My Frigidaire Gas Dryer is making very loud noise when drying, almost like the hub inside is off balance. Do you have any suggestions what it would take to fix this?


----------



## firehawkmph (Dec 12, 2009)

Gus, 
just guessing without hearing or seeing it. One source of noise is the spring loaded idler pulley the belt runs around. If the shaft the pulley rides on doesn't have any lubrication and it runs dry, it may gall a bit causing the pulley to intermittenly bind and turn. When it binds, it changes the tension on the belt, which causes the idler assembly to pitch back and forth, causing a loud banging noise. To fix, take the pulley off and check the shaft for any galling. Take some fine emery cloth and get rid of any burrs and polish up the shaft where the pulley rides. Check the hole in the pulley for any burrs, sand lightly if there are until smooth.

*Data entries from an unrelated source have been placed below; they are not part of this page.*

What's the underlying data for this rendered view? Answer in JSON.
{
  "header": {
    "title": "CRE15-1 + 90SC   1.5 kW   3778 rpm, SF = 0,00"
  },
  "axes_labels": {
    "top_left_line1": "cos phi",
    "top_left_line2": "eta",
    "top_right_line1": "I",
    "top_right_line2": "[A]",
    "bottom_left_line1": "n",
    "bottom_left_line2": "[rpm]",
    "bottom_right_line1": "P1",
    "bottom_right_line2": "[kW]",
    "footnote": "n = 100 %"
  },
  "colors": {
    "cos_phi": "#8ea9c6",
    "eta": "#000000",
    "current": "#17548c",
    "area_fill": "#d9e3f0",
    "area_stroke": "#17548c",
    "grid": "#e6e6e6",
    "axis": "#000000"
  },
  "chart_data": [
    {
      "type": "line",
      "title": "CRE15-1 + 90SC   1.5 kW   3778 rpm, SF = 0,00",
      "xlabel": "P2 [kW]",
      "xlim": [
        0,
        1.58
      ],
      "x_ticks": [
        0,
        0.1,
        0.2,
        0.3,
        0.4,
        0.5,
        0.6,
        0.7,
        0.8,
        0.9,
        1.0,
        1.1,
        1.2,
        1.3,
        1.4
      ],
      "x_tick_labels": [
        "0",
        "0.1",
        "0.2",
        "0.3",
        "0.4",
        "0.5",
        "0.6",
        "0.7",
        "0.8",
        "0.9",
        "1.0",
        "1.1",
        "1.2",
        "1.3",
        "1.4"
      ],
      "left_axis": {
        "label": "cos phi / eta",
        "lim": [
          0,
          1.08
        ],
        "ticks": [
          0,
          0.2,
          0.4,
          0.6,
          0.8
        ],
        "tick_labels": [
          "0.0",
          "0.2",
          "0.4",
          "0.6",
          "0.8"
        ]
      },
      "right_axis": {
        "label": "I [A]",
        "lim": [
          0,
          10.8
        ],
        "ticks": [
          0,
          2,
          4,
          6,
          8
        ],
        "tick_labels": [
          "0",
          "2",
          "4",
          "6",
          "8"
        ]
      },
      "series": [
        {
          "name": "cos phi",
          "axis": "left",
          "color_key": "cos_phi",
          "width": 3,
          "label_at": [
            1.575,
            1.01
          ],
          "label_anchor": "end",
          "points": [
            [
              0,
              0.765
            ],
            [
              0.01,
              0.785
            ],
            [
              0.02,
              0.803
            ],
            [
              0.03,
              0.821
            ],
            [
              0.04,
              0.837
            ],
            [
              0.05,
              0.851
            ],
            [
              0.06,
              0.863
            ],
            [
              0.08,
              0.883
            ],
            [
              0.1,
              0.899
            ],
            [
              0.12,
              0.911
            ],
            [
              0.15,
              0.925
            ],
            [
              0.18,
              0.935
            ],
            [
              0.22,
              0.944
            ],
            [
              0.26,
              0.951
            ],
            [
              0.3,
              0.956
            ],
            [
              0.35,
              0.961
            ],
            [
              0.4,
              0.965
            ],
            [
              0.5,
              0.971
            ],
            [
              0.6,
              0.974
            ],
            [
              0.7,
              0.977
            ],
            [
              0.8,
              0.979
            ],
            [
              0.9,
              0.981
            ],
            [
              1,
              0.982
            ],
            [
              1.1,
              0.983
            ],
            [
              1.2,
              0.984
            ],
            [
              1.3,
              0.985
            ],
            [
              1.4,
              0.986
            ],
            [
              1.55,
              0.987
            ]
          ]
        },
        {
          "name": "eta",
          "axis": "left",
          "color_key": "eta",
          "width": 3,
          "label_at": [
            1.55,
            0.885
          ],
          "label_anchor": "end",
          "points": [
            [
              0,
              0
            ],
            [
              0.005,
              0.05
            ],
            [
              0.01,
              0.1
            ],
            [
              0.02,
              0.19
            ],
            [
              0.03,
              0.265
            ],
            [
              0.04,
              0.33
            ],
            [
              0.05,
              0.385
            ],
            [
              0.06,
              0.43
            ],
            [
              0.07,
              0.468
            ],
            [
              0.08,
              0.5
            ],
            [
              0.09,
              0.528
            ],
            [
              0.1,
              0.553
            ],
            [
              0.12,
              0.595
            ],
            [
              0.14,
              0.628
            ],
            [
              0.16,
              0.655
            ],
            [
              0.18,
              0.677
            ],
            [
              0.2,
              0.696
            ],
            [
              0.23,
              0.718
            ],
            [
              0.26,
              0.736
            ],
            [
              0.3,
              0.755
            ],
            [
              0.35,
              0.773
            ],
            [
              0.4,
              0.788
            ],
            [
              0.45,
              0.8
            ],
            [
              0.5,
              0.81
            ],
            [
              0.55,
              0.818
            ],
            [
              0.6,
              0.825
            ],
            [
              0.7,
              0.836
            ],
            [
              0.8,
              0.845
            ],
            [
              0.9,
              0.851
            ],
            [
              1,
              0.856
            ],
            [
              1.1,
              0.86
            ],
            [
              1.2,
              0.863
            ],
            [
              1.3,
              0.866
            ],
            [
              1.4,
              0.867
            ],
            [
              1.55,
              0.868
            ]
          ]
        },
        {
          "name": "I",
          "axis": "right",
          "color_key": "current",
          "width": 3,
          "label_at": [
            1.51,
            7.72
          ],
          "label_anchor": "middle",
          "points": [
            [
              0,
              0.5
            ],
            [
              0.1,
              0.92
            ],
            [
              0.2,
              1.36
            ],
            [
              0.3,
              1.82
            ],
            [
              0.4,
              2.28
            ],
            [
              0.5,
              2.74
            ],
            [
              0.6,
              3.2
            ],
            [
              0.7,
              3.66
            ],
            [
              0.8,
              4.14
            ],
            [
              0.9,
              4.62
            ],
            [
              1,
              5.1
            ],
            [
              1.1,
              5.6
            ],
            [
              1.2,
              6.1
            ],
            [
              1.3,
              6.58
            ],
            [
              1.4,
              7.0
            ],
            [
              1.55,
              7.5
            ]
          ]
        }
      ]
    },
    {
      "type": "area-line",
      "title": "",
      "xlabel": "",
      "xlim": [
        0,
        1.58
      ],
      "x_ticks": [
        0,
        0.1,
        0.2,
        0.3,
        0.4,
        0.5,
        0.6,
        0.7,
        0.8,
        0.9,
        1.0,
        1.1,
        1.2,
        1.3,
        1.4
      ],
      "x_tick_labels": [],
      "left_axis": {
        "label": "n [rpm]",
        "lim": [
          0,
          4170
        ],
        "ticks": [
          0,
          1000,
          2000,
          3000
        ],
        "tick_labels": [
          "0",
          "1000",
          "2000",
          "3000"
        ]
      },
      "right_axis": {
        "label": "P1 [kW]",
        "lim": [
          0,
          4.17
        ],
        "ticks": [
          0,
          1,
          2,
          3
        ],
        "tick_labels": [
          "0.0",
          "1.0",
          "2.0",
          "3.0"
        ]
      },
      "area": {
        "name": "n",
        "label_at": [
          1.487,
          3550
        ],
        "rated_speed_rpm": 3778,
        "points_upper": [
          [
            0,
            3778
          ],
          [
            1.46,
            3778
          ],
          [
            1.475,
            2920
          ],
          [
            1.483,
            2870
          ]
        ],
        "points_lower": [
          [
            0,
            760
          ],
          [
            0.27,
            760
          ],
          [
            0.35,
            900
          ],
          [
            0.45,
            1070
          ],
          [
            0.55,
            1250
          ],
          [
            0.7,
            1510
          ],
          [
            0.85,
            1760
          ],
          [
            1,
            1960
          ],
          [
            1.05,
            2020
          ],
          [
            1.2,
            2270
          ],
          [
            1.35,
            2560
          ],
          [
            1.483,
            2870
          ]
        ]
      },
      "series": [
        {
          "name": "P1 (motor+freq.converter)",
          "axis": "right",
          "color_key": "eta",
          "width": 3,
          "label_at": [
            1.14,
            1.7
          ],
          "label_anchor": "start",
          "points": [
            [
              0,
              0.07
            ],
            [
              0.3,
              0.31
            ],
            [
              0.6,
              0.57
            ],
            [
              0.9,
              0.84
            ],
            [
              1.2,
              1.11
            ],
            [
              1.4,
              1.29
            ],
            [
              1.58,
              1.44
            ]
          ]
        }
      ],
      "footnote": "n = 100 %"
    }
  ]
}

Put a very small amount of high temp grease on the shaft where the pulley rides. Just a thin film is all you want. Shaft should turn smoothly without any binding. Re-assemble and the noise should be gone.
Mike Hawkins


----------



## hardwareman (Oct 9, 2010)

Frigidaire dryers are noted for bad rear bearings. Put new bearing in and all will be well.


----------